An innocuous but oddly touching moment arrives not quite halfway through Normal As Blueberry Pie, the new Verve platter by Nellie McKay. It’s an ostensible ad-lib on the Broadway standard “Crazy Rhythm,” which she tackles with an old-fashioned insouciance. Addressing the subject of the song as if it were animate, she assumes the inflection of someone urging a stray mutt out of the kitchen. “Get on now, go,” she coos. And then, a moment later: “Shoo! Shoo!”
The animal realm holds a lot of appeal for McKay, as you probably gathered if you read my recent feature. It’s a big part of the reason for her love of Doris Day, the new album’s inspiration and patron spirit. (As I mention in the piece, McKay once received an award in Day’s name from the Humane Society, for “The Dog Song.”) Walking Bessie and Hank in the park was her idea -- and for the record, those were their names when she got them. Hank is still up for adoption.

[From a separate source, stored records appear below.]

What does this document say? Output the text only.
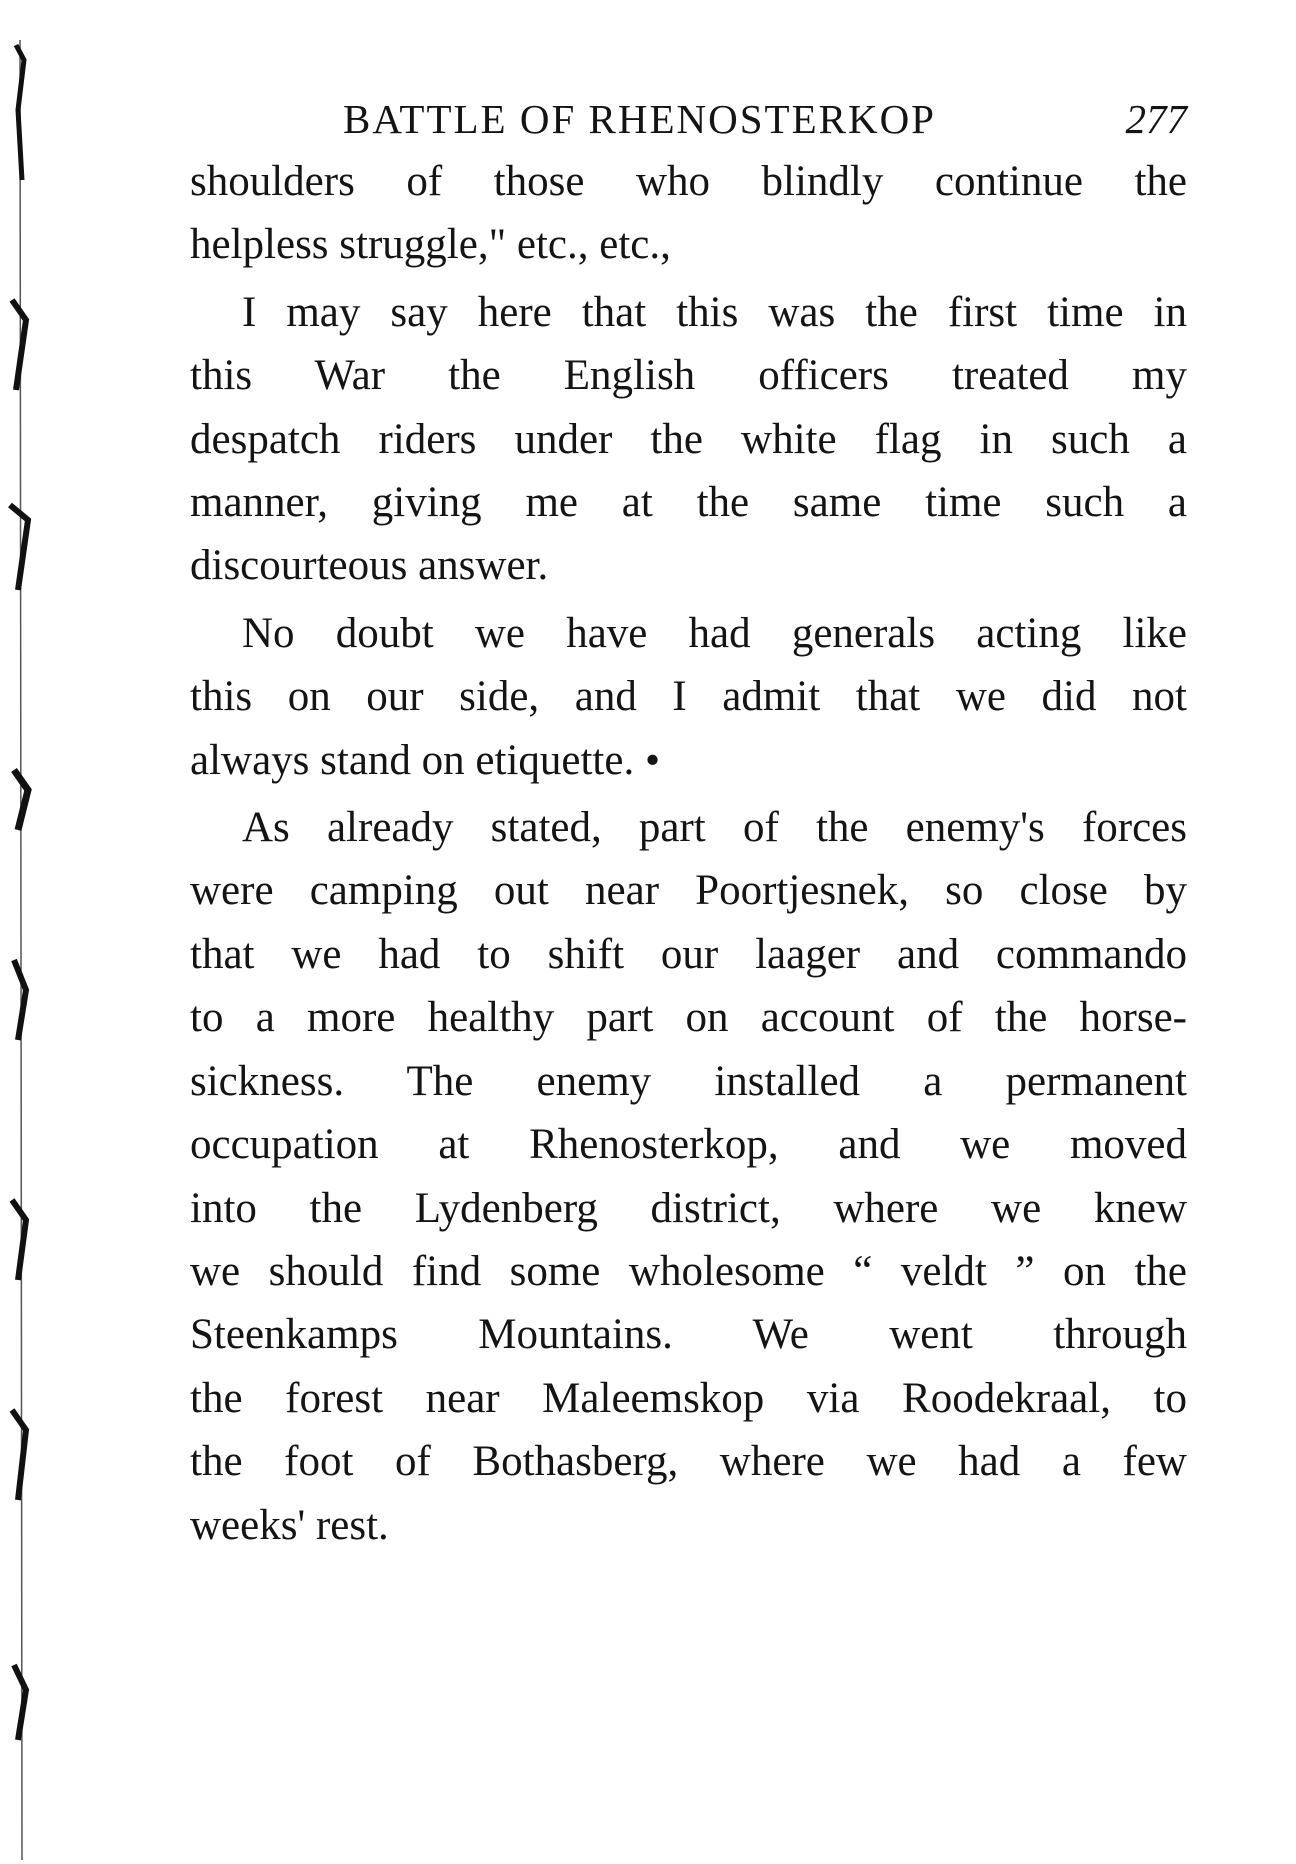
BATTLE OF RHENOSTERKOP	277
shoulders of those who blindly continue the
helpless struggle," etc., etc.,
I may say here that this was the first time in
this War the English officers treated my
despatch riders under the white flag in such a
manner, giving me at the same time such a
discourteous answer.
No doubt we have had generals acting like
this on our side, and I admit that we did not
always stand on etiquette. •
As already stated, part of the enemy's forces
were camping out near Poortjesnek, so close by
that we had to shift our laager and commando
to a more healthy part on account of the horse-
sickness. The enemy installed a permanent
occupation at Rhenosterkop, and we moved
into the Lydenberg district, where we knew
we should find some wholesome “ veldt ” on the
Steenkamps Mountains. We went through
the forest near Maleemskop via Roodekraal, to
the foot of Bothasberg, where we had a few
weeks' rest.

Beyond the dog angle, Blueberry Pie should be of some interest to jazz folk, including those who have always viewed McKay with one eyebrow arched. It is, unmistakably and happily, stamped with her quirky personality. But it’s also a good indication of what she can do with something approaching a standard repertoire, and it reflects a serious investment in the era that Day represents. Here is a snippet from our conversation at Blossom, a vegan café near her apartment:
I find it interesting that she singles out “Close Your Eyes” as a challenge, because to my ears that may be the album’s best example of sure-footed jazz singing. Get a taste via this video EPK, which also shows Nellie giving Jobim’s “Meditation” a ukulele makeover.

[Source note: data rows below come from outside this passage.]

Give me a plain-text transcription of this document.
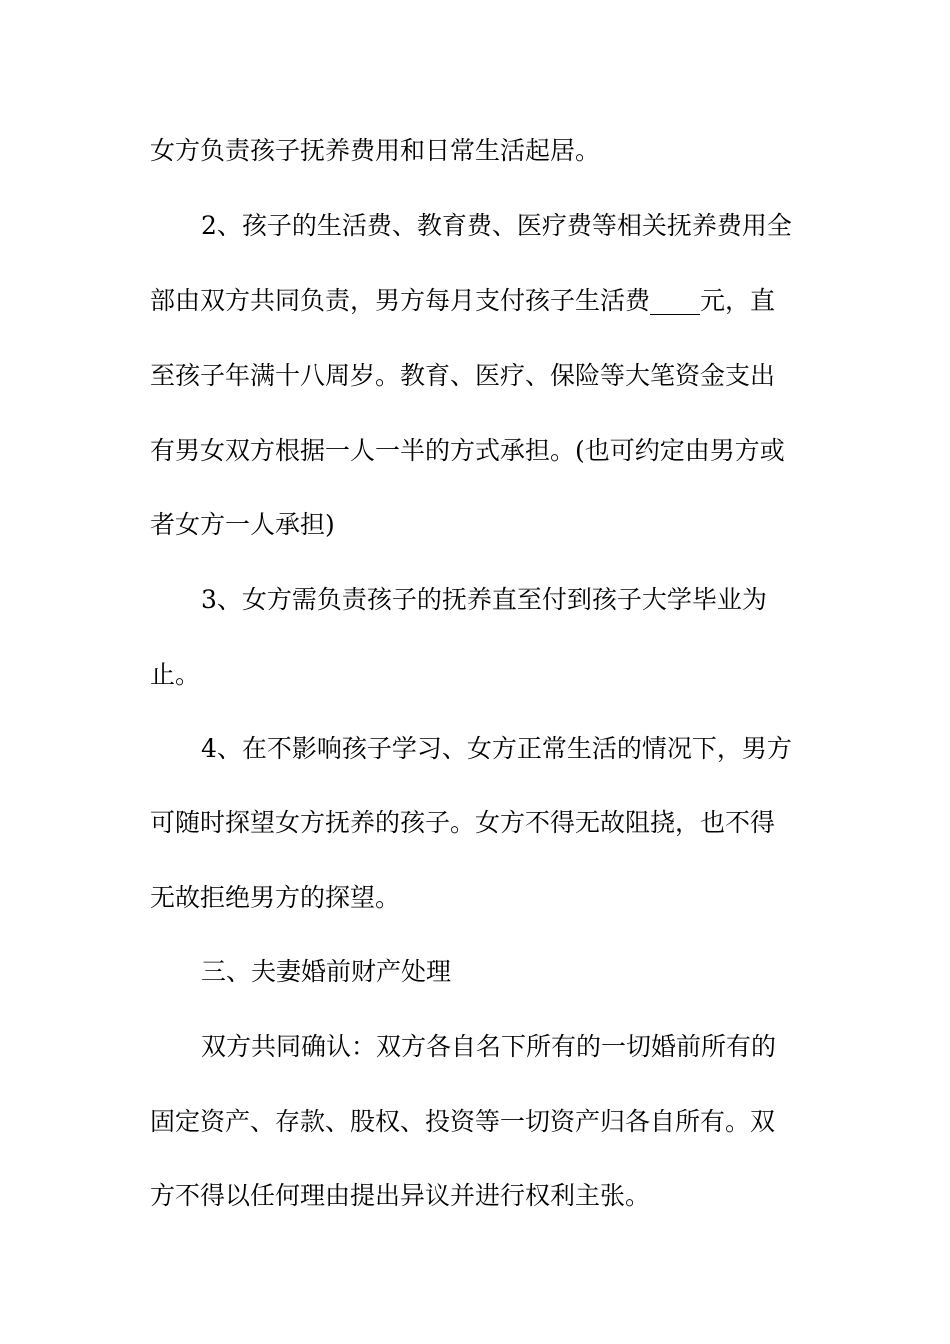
女方负责孩子抚养费用和日常生活起居。

2、孩子的生活费、教育费、医疗费等相关抚养费用全

部由双方共同负责，男方每月支付孩子生活费____元，直

至孩子年满十八周岁。教育、医疗、保险等大笔资金支出

有男女双方根据一人一半的方式承担。(也可约定由男方或

者女方一人承担)

3、女方需负责孩子的抚养直至付到孩子大学毕业为

止。

4、在不影响孩子学习、女方正常生活的情况下，男方

可随时探望女方抚养的孩子。女方不得无故阻挠，也不得

无故拒绝男方的探望。

三、夫妻婚前财产处理

双方共同确认：双方各自名下所有的一切婚前所有的

固定资产、存款、股权、投资等一切资产归各自所有。双

方不得以任何理由提出异议并进行权利主张。
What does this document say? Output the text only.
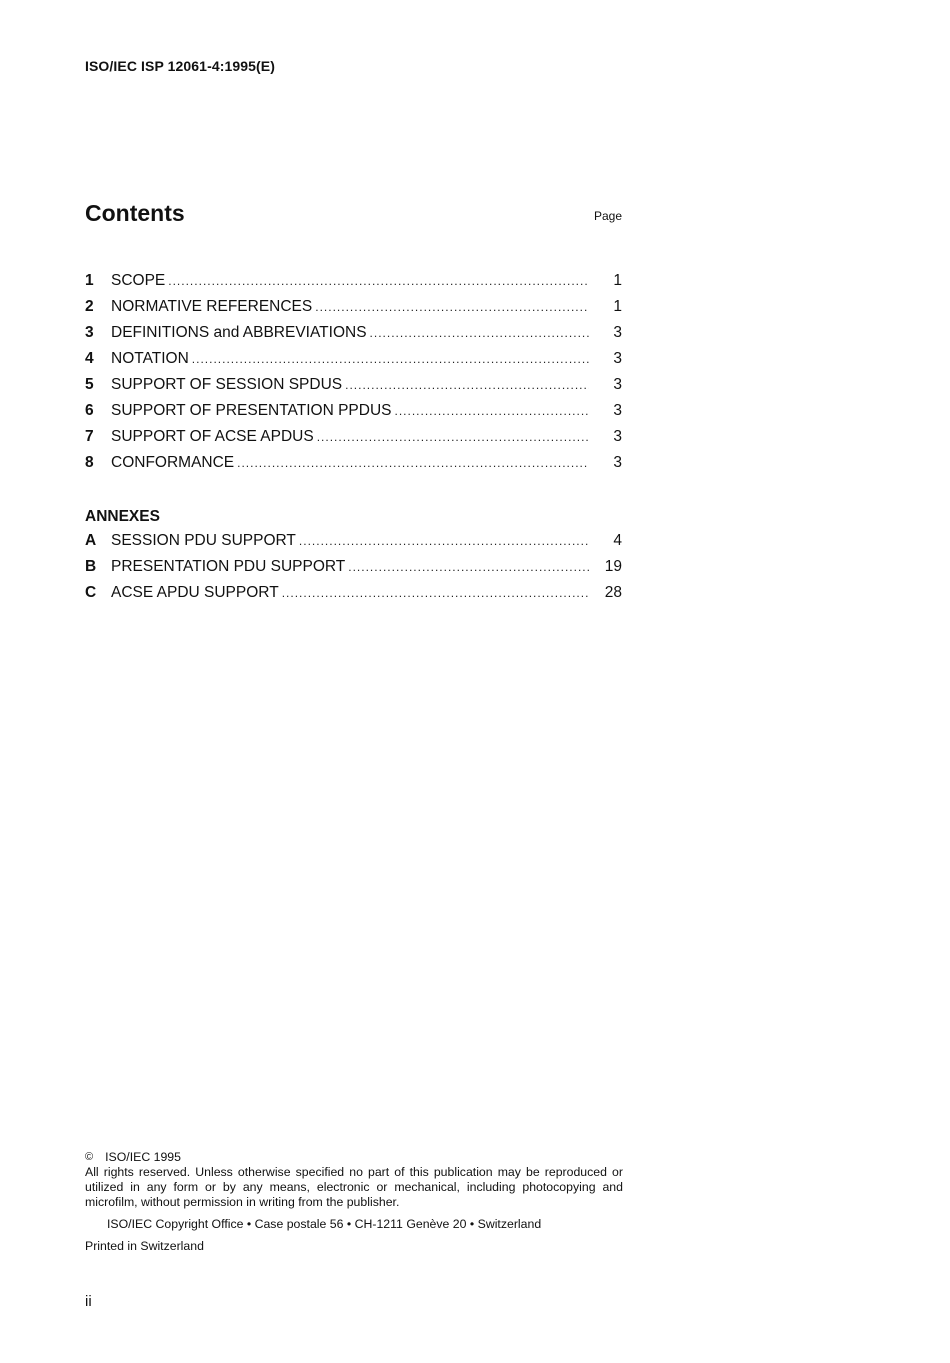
ISO/IEC ISP 12061-4:1995(E)
Contents	Page
1	SCOPE .....	1
2	NORMATIVE REFERENCES .....	1
3	DEFINITIONS and ABBREVIATIONS .....	3
4	NOTATION .....	3
5	SUPPORT OF SESSION SPDUS .....	3
6	SUPPORT OF PRESENTATION PPDUS .....	3
7	SUPPORT OF ACSE APDUS .....	3
8	CONFORMANCE .....	3
ANNEXES
A SESSION PDU SUPPORT .....	4
B PRESENTATION PDU SUPPORT .....	19
C ACSE APDU SUPPORT .....	28
© ISO/IEC 1995
All rights reserved. Unless otherwise specified no part of this publication may be reproduced or utilized in any form or by any means, electronic or mechanical, including photocopying and microfilm, without permission in writing from the publisher.
ISO/IEC Copyright Office • Case postale 56 • CH-1211 Genève 20 • Switzerland
Printed in Switzerland
ii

The arrangement for “Close Your Eyes” is by Bob Dorough, the raconteur-tunesmith of Schoolhouse Rock notoriety. McKay and Dorough separately told me that she came armed with instructions: “Make it kinda Monkish.” Some of what I left out of my piece had to do with Dorough, who also appeared, in a more prominent capacity, on Obligatory Villagers, her last album.
“She’s a very funny dame, as you know,” Dorough told me. He
granted that the album hook made sense: “Of course musicians
in general did admire Doris Day a little bit, because she did sing well.” And
he went into his history with McKay, which stretches back to her gangly
teenage years in the Poconos:
I knew Nellie when she was just a high school kid in our neighborhood. We have a jazz education factory here started by several people, Phil Woods and the COTA Cats. Each year there’s a competition among the high school players, with a big band. Nellie was in that. As a young lady they assigned her to sing something. Just like her, she’s so weird, she had to sing it in French. So for some reason Phil Woods thought I could help her with her diction. I did spend a lot of time in Paris. I coached her for the afternoon. But she insisted on playing the piano for herself.
He added, “I think she’s a better pianist than I am, and an interesting songwriter. I’d love to claim her as a protégé, but I don’t think I can.”